I’ll be honest: the opening scene is visually ambitious on paper and if they get the right budget for it, it could look gorgeous and be impressive. David DiGilio doesn’t hesitate to refer to Inception & Matrix, with important choreographic fighting scenes defying gravity. And it takes place in Dubaï, in a luxurious building between the desert and the sea, Mission: Impossible-style. But then… then you have other kung-fu fighting scenes, more traditional and grounded, but way too many. If I remember correctly, there are six in the pilot. You can’t deepen the characters while doing all this stuff. And because the writer wants his show to be taken seriously -I can’t blame him for that- he can’t crack too many jokes either. Bloodlines had many many flaws but at least, dialogues were amusing.

So it’s not fun, most of the time. It’s not emotional, except towards the end because we finally get some rest with the fighting for more character and relationship stuff. We learn some secret, but they are way too easy and obvious to make us care a little bit more about Kai. She’s a bad ass and that’s cool. Life hasn’t been easy for her and that’s sad. But it’s not enough to make a show out of it. It’s already hard to go through one episode, I can’t imagine what it would be like to watch a full season. The mythology doesn’t look solid enough at this point and it’s already hard to follow. Who are the enemies? What do they want? We need some sort of answers from the get go, just to be sure we’re not completely wasting our time here. The only thing I quite liked is the use of magic. There’s a hint of supernatural occurences and we pay a visit to the afterlife world called here “Shadowland” where our heroine is experiencing a near-death moment. The rest is so cliché about Chinese people doing their rites and being wicked and bloodthirsty and… well, it’s depressing.

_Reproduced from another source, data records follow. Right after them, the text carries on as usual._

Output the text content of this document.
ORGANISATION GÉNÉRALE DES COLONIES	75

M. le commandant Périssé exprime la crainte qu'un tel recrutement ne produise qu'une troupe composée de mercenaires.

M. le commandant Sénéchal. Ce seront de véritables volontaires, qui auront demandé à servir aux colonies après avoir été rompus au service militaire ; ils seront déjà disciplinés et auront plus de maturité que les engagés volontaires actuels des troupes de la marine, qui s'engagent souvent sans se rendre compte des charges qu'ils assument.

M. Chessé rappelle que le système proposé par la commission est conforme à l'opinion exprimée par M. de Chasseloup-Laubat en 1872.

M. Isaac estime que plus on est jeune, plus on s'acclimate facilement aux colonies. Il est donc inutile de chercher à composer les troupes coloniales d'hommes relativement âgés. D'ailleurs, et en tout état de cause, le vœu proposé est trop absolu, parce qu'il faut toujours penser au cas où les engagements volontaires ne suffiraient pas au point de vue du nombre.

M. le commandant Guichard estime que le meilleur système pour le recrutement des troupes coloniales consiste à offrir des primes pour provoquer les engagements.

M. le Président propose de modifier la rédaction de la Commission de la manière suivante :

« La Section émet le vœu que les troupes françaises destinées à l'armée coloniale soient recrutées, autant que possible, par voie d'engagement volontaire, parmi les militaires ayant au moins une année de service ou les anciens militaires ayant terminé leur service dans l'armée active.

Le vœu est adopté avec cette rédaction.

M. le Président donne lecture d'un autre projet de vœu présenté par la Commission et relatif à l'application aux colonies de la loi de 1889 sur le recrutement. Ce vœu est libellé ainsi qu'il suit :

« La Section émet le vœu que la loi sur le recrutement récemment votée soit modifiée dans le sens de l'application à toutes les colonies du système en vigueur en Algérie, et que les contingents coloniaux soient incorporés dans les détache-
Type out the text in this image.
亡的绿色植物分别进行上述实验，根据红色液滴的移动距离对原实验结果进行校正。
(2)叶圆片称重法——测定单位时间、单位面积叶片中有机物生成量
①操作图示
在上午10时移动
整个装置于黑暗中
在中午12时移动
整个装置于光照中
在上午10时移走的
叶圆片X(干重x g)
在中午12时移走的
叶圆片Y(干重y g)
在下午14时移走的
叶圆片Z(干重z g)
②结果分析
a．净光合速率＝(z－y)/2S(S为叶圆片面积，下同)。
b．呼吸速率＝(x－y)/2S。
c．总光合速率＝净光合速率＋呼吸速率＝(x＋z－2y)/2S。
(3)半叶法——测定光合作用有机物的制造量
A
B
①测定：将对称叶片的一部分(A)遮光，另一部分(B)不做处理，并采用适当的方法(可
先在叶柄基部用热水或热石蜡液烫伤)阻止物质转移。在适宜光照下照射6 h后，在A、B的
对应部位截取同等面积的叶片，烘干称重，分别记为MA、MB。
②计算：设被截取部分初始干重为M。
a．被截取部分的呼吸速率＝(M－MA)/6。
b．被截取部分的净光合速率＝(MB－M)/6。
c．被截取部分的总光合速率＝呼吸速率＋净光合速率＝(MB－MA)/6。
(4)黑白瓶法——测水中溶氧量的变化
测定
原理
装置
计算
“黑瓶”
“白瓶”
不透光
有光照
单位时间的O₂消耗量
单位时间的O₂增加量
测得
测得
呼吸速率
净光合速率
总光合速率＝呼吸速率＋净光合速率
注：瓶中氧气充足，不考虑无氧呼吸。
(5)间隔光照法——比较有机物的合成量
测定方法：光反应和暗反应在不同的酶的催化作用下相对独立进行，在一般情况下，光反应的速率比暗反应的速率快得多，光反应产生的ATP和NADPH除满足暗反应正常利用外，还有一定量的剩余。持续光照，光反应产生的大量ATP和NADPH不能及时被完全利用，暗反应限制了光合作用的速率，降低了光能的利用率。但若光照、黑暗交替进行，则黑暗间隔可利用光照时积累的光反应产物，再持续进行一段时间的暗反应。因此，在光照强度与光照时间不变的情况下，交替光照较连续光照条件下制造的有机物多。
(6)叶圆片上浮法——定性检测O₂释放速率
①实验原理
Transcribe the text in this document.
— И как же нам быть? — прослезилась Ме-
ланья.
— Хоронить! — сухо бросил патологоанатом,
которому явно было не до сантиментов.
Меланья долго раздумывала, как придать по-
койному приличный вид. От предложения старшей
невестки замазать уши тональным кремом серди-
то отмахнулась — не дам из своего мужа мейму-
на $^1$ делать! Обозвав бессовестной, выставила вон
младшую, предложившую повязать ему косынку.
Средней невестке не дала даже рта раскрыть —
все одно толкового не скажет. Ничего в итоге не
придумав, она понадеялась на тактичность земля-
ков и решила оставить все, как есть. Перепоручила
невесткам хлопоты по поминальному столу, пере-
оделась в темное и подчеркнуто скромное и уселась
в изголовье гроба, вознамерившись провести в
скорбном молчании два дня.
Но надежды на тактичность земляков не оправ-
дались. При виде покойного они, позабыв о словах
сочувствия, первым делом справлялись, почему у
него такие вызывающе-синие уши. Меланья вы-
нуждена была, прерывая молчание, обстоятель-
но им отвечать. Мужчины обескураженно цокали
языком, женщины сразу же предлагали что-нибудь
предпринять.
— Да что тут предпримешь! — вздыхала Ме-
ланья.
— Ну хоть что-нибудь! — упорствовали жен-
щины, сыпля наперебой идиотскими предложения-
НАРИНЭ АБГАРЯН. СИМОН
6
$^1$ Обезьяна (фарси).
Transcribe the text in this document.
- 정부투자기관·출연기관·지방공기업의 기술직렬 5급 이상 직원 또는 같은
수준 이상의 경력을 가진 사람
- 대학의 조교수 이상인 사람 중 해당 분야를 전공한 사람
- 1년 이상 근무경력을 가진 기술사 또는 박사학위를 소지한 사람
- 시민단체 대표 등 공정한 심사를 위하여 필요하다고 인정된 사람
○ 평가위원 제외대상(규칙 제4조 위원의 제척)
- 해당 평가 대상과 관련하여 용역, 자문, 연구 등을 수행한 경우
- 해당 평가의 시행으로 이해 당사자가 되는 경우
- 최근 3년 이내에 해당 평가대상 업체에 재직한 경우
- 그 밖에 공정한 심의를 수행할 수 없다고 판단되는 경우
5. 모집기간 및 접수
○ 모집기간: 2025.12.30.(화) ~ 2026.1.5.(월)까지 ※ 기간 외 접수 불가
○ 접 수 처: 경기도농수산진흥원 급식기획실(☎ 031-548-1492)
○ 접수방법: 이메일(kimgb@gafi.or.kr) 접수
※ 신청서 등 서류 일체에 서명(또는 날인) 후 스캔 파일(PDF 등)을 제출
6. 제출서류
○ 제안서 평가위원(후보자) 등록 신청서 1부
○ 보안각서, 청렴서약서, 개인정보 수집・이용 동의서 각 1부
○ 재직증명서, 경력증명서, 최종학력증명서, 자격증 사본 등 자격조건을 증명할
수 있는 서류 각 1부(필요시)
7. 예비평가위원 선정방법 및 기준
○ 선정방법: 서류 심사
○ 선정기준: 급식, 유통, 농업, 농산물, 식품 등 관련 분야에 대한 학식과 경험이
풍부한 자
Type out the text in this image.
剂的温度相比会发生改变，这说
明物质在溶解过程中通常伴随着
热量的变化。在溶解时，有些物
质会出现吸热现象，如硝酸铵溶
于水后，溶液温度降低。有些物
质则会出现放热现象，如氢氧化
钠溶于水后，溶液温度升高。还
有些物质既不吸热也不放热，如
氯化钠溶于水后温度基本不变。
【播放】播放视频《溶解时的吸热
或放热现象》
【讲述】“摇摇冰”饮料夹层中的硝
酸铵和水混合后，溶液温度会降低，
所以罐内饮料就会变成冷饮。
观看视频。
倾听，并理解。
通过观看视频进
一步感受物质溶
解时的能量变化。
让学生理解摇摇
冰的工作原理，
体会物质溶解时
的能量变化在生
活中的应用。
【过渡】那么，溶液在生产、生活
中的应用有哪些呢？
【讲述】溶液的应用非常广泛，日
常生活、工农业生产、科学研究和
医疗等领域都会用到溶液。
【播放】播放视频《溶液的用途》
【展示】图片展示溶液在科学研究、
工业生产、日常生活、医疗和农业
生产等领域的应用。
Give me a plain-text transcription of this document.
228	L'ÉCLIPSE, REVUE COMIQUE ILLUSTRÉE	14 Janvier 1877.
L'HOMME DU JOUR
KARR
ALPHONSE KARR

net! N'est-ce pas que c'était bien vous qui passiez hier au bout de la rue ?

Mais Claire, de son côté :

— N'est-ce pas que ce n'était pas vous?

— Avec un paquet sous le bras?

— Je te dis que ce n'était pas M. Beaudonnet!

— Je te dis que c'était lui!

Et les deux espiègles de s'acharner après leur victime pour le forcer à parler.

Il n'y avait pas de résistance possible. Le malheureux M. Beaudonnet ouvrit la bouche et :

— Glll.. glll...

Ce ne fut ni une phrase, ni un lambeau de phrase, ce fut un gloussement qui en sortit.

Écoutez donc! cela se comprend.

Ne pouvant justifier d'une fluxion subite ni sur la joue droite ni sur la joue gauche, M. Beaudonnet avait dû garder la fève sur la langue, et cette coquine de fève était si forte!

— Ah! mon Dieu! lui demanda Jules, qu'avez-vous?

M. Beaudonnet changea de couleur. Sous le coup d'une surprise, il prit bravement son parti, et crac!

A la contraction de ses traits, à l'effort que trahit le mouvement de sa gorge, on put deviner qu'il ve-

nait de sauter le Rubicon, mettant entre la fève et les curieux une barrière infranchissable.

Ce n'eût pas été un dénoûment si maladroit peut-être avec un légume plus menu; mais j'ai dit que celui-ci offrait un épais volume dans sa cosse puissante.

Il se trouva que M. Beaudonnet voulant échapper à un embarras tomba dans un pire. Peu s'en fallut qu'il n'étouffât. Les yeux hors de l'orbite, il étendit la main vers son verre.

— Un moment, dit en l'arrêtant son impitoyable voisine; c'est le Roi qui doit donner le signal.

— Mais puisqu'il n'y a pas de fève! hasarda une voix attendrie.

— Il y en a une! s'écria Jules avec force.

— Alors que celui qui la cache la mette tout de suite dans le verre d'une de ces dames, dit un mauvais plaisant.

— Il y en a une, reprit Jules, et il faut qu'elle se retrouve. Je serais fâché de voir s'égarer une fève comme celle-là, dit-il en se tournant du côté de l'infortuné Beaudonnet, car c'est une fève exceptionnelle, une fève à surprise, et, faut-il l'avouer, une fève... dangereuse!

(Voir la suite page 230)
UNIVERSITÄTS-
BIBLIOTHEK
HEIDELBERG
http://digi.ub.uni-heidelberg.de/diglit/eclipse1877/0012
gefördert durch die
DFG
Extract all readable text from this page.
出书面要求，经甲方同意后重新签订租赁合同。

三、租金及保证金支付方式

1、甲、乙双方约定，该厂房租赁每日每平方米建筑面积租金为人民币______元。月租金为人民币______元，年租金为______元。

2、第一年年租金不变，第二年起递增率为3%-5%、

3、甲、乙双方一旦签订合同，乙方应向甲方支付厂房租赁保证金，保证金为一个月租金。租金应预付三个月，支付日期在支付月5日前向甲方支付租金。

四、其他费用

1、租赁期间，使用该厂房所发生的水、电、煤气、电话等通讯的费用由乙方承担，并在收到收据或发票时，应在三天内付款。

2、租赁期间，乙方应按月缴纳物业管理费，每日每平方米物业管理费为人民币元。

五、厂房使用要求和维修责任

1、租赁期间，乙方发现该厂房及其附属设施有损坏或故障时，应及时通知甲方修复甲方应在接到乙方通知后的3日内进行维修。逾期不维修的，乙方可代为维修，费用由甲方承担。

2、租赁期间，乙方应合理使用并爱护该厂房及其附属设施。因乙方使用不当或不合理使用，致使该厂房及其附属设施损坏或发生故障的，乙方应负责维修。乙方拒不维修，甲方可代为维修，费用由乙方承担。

In my opinion, Warrior is the perfect example of those projects not worth a pilot order that get it anyway for whatever mysterious reasons, and there are a few of them every year. It has no potential to become a hit, even a modest one. The cast is not even attracting, even if I’m pretty sure Natalie Martinez is capable of doing the job nicely. I hope NBC will come its senses and won’t order it to series. If they do, it can only be a mid-season entry cancelled after a few airings. And it’s not me being pessimistic. It’s me being realistic. 

One comment

  1. Tonya says:

    From you describe the writer on this script has a lack of understand of the difference between different Asian cultures. Why would the show have even been titled American Ronin, when people are using kung fu aka Chinese martial arts. Ronin is a Japanese term for a rogue samurai. From what you describe there are no samurai swords or Japanese martial arts in the script.